Curiosity dispelled: Peter Molyneux reveals what's inside the cube

Publish date: 2022-11-23

Six months after it first went live, players have finally made it to the centre of 22cans' infamous Curiosity experiment, barging their way past 25 billion "cubelets" to discover the "life-changing" experience promised to the person who removed the last barrier.

It turns out that the prize is an opportunity to be "the god of all players" in 22cans' Kickstarter-funded god game Project Godus. The winner will dictate the game rules and receive a cut of all the money made by the game.

22cans' Peter Molyneux was tweeting live as the last layer of the Curiosity cube, which players have collaboratively pecked away at since 6th November, disappeared and the fledgling game studio made contact with the winner.

"We are sending the winner the video explaining what's inside, hope he shares," Molyneux tweeted. Soon after he added: "He has said he will share!!!!!!!!!"

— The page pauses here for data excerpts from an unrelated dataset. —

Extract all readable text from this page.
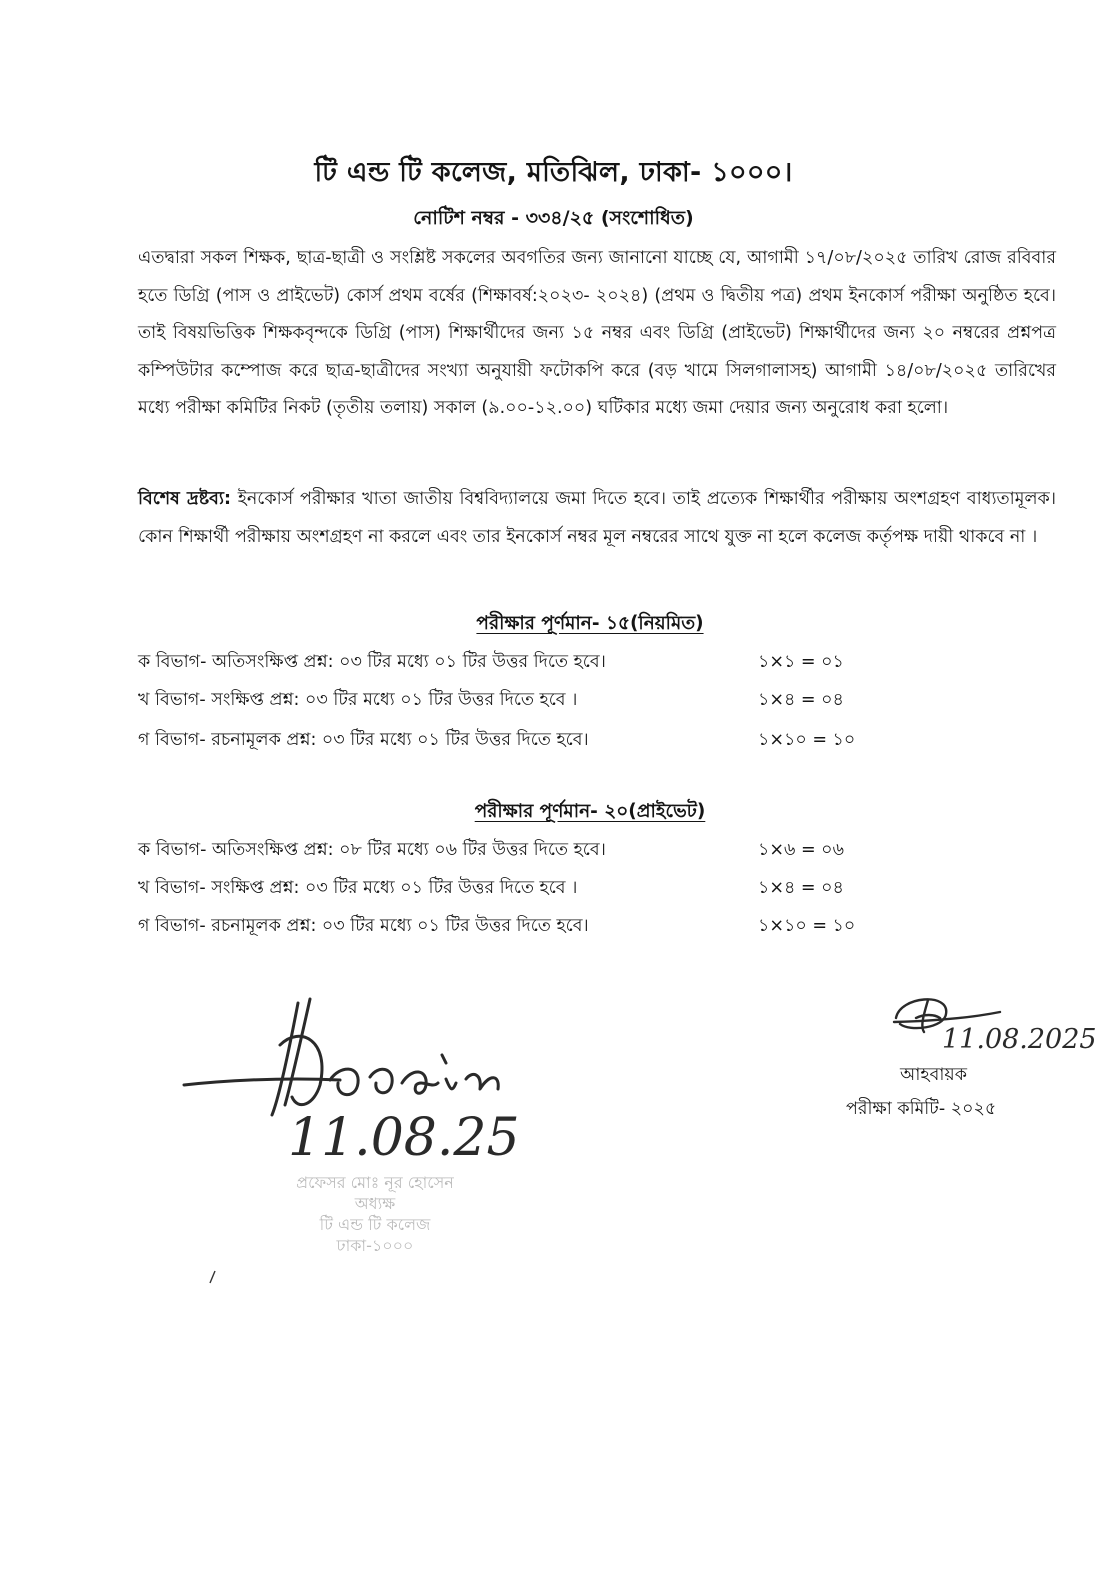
টি এন্ড টি কলেজ, মতিঝিল, ঢাকা- ১০০০।
নোটিশ নম্বর - ৩৩৪/২৫ (সংশোধিত)
এতদ্বারা সকল শিক্ষক, ছাত্র-ছাত্রী ও সংশ্লিষ্ট সকলের অবগতির জন্য জানানো যাচ্ছে যে, আগামী ১৭/০৮/২০২৫ তারিখ রোজ রবিবার হতে ডিগ্রি (পাস ও প্রাইভেট) কোর্স প্রথম বর্ষের (শিক্ষাবর্ষ:২০২৩- ২০২৪) (প্রথম ও দ্বিতীয় পত্র) প্রথম ইনকোর্স পরীক্ষা অনুষ্ঠিত হবে। তাই বিষয়ভিত্তিক শিক্ষকবৃন্দকে ডিগ্রি (পাস) শিক্ষার্থীদের জন্য ১৫ নম্বর এবং ডিগ্রি (প্রাইভেট) শিক্ষার্থীদের জন্য ২০ নম্বরের প্রশ্নপত্র কম্পিউটার কম্পোজ করে ছাত্র-ছাত্রীদের সংখ্যা অনুযায়ী ফটোকপি করে (বড় খামে সিলগালাসহ) আগামী ১৪/০৮/২০২৫ তারিখের মধ্যে পরীক্ষা কমিটির নিকট (তৃতীয় তলায়) সকাল (৯.০০-১২.০০) ঘটিকার মধ্যে জমা দেয়ার জন্য অনুরোধ করা হলো।
বিশেষ দ্রষ্টব্য: ইনকোর্স পরীক্ষার খাতা জাতীয় বিশ্ববিদ্যালয়ে জমা দিতে হবে। তাই প্রত্যেক শিক্ষার্থীর পরীক্ষায় অংশগ্রহণ বাধ্যতামূলক। কোন শিক্ষার্থী পরীক্ষায় অংশগ্রহণ না করলে এবং তার ইনকোর্স নম্বর মূল নম্বরের সাথে যুক্ত না হলে কলেজ কর্তৃপক্ষ দায়ী থাকবে না ।
পরীক্ষার পূর্ণমান- ১৫(নিয়মিত)
ক বিভাগ- অতিসংক্ষিপ্ত প্রশ্ন: ০৩ টির মধ্যে ০১ টির উত্তর দিতে হবে।	১×১ = ০১
খ বিভাগ- সংক্ষিপ্ত প্রশ্ন: ০৩ টির মধ্যে ০১ টির উত্তর দিতে হবে ।	১×৪ = ০৪
গ বিভাগ- রচনামূলক প্রশ্ন: ০৩ টির মধ্যে ০১ টির উত্তর দিতে হবে।	১×১০ = ১০
পরীক্ষার পূর্ণমান- ২০(প্রাইভেট)
ক বিভাগ- অতিসংক্ষিপ্ত প্রশ্ন: ০৮ টির মধ্যে ০৬ টির উত্তর দিতে হবে।	১×৬ = ০৬
খ বিভাগ- সংক্ষিপ্ত প্রশ্ন: ০৩ টির মধ্যে ০১ টির উত্তর দিতে হবে ।	১×৪ = ০৪
গ বিভাগ- রচনামূলক প্রশ্ন: ০৩ টির মধ্যে ০১ টির উত্তর দিতে হবে।	১×১০ = ১০
11.08.25
প্রফেসর মোঃ নূর হোসেন
অধ্যক্ষ
টি এন্ড টি কলেজ
ঢাকা-১০০০
11.08.2025
আহবায়ক
পরীক্ষা কমিটি- ২০২৫
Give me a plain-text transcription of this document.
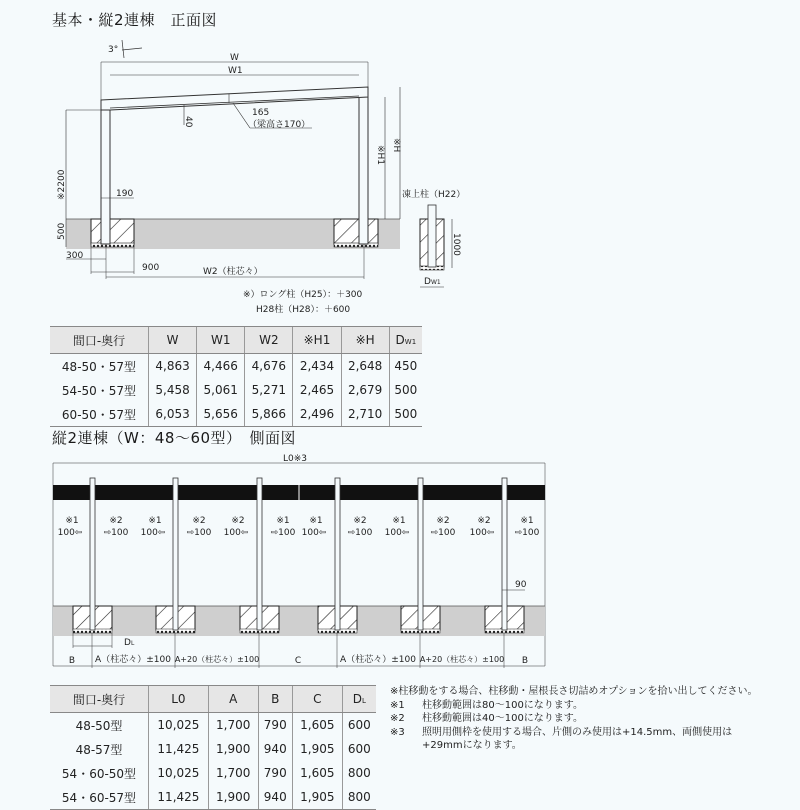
基本・縦2連棟　正面図
3°
W
W1
165
（梁高さ170）
40
※2200
500
190
300
900	W2（柱芯々）
※H1 ※H
凍上柱（H22）
1000
DW1
※）ロング柱（H25）：＋300
H28柱（H28）：＋600
間口-奥行	W	W1	W2	※H1	※H	DW1
48-50・57型	4,863	4,466	4,676	2,434	2,648	450
54-50・57型	5,458	5,061	5,271	2,465	2,679	500
60-50・57型	6,053	5,656	5,866	2,496	2,710	500
縦2連棟（W：48〜60型）　側面図
L0※3
※1
100⇦
※2
⇨100
※1
100⇦
※2
⇨100
※2
100⇦
※1
⇨100
※1
100⇦
※2
⇨100
※1
100⇦
※2
⇨100
※2
100⇦
※1
⇨100
90
DL
B A（柱芯々）±100 A+20（柱芯々）±100	C	A（柱芯々）±100 A+20（柱芯々）±100 B
間口-奥行	L0	A	B	C	DL
48-50型	10,025	1,700	790	1,605	600
48-57型	11,425	1,900	940	1,905	600
54・60-50型	10,025	1,700	790	1,605	800
54・60-57型	11,425	1,900	940	1,905	800
※柱移動をする場合、柱移動・屋根長さ切詰めオプションを拾い出してください。
※1 柱移動範囲は80〜100になります。
※2 柱移動範囲は40〜100になります。
※3 照明用側枠を使用する場合、片側のみ使用は+14.5mm、両側使用は
+29mmになります。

A little later: "Okay winner is Bryan Henderson from Edinburgh."

Mercifully for anyone who found the tension unbearable, Henderson agreed to share the details of his prize, which you can hear about in Molyneux's own words in the video below - the actual message given to Henderson for reaching the centre of the cube.

"You, the person who has reached the centre, will be the god of all players. You will intrinsically decide on the rules that the game is played by," Molyneux said in the video. "And here's the life-changing bit: you will share in the success of the product. Every time people spend money on the product, you will get a small piece of the pie."

Molyneux left Microsoft in early 2012 claiming he had been promoted beyond his ideal position making games into a management role that seemed to condemn him to a lifetime of meetings. He also said that numerous 'lifetime achievement' awards gave him a sense of his time having past.

He founded 22cans - located just down the road from his old job in Guildford - as a means of rebelling against those outcomes, using numerous media interviews and appearances at shows like Rezzed and the Eurogamer Expo to reach out to potential employees and talk about Curiosity - the company's first "experiment".

Curiosity was a giant cube covered in many layers of 'cubelets'. Any player could log in to mobile or tablet apps (a promised PC version never materialised) and start tapping away to remove cubelets.

One of the reasons Molyneux described it as an experiment was that everyone was working on the same giant cube - a feat of network engineering that would provide valuable experience to the developers at 22cans as they set out to make future games that Molyneux hoped could have many millions of players.

Interest in Curiosity was substantial to begin with, leading to downtime and a lot of contrition from the young British studio, then waned for a while before increasing again as it became clear the end was approaching.

Curiosity also came under fire by people who felt Molyneux overhyped the prize at its centre, while others pointed to the dubious scientific benefit of a social experiment where the organisers constantly prompt and prod those contributing.

Early reaction to the prize on social media appeared mixed at best. In the words of Minecraft creator Markus "Notch" Persson, "That was the most lame reveal ever."

Others, like Rock Paper Shotgun's Jim Rossignol, saluted the showman. "I can't help feeling that video might have been Peak Molyneux," he said. "Not sure if getting people to tap unsubstantiated hype out of a giant square egg can be beaten, even by the man. But we can hope. But perhaps that's the point. Molyneux's hyperbolic invention is the show, now. The games will all have Peter inside, one way or another."

And now Godus will have Bryan. Good luck, Bryan.